The fated love or soulmate trope can be found often in romance literature, from novels such as Emily Brontë’s Wuthering Heights (1847) to more recent romances such as William Goldman’s The Princess Bride (1973). Hoover also presents Holder and Sky as “meant-to-be.” Grounded in their childhood history, they feel something akin to love at first sight when they meet again 13 years later. Upon first laying eyes on Sky at the grocery store, Holder feels his heart stop, then, “Time stops. The whole world stops” (61). Though we do not get Sky’s perspective here, it is implied later when they are physically intimate that she felt immediate sexual attraction to Holder in place of the “numbness” that she usually feels with men.
Later that day, coincidence brings them together again, as Holder sees Sky running near his house as he starts off on a run. This chance encounter gives the sense that it is more than their attraction to one another bringing them together. Hoover illustrates a sense of sheer fate in these encounters to heighten the romantic tension in the novel. Once each acknowledges their attraction, there is no stopping their union, despite the challenges in their way.
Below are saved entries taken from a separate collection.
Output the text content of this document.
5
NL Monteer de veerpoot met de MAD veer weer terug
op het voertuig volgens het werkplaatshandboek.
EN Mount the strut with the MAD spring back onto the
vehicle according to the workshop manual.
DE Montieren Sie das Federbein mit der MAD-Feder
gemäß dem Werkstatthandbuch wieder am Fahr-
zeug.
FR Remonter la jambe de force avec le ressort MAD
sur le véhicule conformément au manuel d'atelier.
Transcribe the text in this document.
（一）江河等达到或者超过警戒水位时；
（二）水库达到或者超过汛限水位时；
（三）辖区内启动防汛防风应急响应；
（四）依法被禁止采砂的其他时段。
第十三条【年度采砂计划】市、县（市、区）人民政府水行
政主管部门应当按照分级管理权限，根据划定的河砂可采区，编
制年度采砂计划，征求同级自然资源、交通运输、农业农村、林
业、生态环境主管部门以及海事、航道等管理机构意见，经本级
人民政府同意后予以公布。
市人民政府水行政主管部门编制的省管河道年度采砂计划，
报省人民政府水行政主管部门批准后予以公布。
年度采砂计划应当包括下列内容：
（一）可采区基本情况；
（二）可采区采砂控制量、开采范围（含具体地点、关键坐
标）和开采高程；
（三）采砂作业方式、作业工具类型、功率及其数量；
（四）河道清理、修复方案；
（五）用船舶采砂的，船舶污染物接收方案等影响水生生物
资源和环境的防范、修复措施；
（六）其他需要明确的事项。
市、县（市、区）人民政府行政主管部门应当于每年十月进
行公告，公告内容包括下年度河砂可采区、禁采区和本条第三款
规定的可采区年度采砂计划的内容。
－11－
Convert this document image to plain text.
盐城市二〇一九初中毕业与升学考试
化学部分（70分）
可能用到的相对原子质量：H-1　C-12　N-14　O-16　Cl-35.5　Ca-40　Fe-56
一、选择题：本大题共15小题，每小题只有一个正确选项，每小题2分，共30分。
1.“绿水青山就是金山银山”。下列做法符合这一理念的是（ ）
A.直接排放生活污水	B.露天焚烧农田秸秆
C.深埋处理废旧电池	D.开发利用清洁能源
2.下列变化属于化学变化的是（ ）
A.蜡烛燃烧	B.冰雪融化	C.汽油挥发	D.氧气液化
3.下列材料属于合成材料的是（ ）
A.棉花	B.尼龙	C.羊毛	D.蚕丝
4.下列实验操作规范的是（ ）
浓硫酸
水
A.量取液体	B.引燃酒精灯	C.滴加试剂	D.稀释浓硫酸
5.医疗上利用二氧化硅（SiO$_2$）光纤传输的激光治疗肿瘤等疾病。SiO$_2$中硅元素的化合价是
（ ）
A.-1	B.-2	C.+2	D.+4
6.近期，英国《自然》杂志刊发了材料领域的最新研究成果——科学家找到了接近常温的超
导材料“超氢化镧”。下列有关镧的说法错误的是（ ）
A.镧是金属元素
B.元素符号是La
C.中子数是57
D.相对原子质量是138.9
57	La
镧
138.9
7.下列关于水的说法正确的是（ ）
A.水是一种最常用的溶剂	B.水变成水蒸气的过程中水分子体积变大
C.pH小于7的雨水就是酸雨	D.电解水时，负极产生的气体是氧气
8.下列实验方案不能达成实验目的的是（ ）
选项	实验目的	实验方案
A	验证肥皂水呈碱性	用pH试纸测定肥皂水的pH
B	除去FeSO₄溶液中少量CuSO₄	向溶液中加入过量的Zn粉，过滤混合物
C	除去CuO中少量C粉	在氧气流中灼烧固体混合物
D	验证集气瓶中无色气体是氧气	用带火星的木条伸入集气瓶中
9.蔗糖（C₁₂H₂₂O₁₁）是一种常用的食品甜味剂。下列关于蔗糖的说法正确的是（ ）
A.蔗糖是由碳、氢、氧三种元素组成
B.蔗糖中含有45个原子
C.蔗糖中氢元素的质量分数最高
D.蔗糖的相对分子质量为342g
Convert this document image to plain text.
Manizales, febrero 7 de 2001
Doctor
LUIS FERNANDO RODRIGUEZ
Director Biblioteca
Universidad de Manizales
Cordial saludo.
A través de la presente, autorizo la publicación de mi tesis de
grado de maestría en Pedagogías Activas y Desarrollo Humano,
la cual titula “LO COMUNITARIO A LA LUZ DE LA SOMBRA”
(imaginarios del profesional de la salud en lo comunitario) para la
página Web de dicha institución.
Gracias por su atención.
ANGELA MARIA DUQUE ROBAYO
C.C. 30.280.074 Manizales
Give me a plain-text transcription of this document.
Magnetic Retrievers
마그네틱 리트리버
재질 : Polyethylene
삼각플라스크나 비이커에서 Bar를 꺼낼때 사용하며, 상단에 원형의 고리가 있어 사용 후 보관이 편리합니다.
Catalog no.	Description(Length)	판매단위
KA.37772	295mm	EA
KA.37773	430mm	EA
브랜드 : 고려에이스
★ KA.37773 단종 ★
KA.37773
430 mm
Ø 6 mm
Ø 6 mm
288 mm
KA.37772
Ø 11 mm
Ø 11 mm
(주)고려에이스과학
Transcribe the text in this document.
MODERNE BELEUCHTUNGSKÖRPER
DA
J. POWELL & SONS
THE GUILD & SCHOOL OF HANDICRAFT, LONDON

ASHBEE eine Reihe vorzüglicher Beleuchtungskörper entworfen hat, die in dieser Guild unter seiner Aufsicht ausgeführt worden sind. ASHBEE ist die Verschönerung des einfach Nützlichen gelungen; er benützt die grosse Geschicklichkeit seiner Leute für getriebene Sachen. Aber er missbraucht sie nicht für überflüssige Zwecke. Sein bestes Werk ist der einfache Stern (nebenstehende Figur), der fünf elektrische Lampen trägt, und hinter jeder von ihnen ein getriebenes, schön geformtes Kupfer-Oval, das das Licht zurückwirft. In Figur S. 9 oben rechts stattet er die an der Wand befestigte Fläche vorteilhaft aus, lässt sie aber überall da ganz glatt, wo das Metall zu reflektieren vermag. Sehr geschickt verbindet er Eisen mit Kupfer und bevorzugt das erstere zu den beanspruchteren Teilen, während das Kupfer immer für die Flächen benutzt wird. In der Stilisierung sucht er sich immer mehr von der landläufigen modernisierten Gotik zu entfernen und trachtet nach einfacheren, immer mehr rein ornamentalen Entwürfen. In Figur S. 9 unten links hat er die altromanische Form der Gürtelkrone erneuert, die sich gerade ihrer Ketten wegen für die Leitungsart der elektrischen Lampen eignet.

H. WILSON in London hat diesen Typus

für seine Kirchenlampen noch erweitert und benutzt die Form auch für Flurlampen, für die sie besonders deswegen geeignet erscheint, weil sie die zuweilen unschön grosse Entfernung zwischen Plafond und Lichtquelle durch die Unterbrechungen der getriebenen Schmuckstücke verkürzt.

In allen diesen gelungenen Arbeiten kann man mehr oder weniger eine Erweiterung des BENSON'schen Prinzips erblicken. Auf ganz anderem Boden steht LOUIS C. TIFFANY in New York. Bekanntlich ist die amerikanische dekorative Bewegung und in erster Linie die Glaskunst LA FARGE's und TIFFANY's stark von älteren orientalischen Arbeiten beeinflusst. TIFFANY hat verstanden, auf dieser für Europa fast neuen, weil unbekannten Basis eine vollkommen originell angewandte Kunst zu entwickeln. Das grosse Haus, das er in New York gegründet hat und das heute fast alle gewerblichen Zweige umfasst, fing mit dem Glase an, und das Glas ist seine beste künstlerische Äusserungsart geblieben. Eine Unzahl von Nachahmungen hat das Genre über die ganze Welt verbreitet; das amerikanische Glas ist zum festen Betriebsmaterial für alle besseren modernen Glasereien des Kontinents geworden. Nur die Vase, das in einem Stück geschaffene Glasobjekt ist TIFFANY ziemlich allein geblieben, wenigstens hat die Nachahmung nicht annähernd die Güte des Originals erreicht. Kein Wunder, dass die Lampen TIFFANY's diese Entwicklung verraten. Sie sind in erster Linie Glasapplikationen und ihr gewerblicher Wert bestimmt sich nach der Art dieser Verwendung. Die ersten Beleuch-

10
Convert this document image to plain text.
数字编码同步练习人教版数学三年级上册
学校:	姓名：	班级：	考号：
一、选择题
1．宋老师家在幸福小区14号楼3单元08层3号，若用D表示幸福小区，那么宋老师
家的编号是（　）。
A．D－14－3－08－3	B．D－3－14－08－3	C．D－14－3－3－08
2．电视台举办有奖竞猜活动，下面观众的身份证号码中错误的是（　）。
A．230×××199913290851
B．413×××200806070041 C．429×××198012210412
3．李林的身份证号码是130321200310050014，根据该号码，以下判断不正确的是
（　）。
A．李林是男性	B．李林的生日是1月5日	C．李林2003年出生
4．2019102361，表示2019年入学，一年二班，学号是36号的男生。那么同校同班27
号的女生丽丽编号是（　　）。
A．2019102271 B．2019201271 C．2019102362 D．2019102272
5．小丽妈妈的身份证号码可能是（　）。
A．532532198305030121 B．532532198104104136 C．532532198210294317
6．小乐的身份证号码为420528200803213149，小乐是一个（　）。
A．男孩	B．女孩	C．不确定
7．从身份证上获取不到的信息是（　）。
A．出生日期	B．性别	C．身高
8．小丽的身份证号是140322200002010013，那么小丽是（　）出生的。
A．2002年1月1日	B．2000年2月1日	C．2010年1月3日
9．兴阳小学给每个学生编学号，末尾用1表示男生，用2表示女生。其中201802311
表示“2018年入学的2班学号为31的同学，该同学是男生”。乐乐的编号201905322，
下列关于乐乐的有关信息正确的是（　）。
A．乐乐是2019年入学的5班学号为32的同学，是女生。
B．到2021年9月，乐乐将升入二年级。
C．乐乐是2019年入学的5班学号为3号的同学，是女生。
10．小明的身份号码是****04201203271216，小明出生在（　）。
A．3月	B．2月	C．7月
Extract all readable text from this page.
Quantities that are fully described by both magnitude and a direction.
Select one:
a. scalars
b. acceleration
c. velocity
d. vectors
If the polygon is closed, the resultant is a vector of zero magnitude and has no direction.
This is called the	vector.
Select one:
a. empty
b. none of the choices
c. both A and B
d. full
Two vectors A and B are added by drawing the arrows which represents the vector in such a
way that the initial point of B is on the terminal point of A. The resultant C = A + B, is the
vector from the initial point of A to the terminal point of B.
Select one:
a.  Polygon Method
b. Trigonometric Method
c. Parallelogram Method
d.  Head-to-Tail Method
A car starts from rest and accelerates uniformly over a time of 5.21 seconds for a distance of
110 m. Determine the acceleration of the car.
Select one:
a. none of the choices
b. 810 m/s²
Their shared trauma is another significant element of their love story that portrays them as “soulmates”. It becomes more than that, however, when Sky realizes that she is Hope. In Holder, she has found the one and only person who can give her the answers that she needs surrounding her disappearance. The more he tells her about her past, the more she is able to remember. Without him, she might never have regained these memories, coming to a fuller understanding of her identity. Hoover hence constructs two characters who are not only in love but complementary.
The final detail that cements this is the revelation at the end of the book that Les was molested by John Davis after Hope’s disappearance. Holder sees Hope’s disappearance now as her saving grace and only wishes that Karen “could have taken [Les], too” (302). With this knowledge, Holder can now support Sky in ways that he couldn’t with his sister. In Holder, Sky has a partner who understands the pain that childhood sexual abuse can cause. Because he lost his sister from this same trauma, the novel sets him up as the only person to help Sky heal from hers. Hoover hence uses this theme to drive the romantic tension in the novel and reinforce the sense of hope at the end.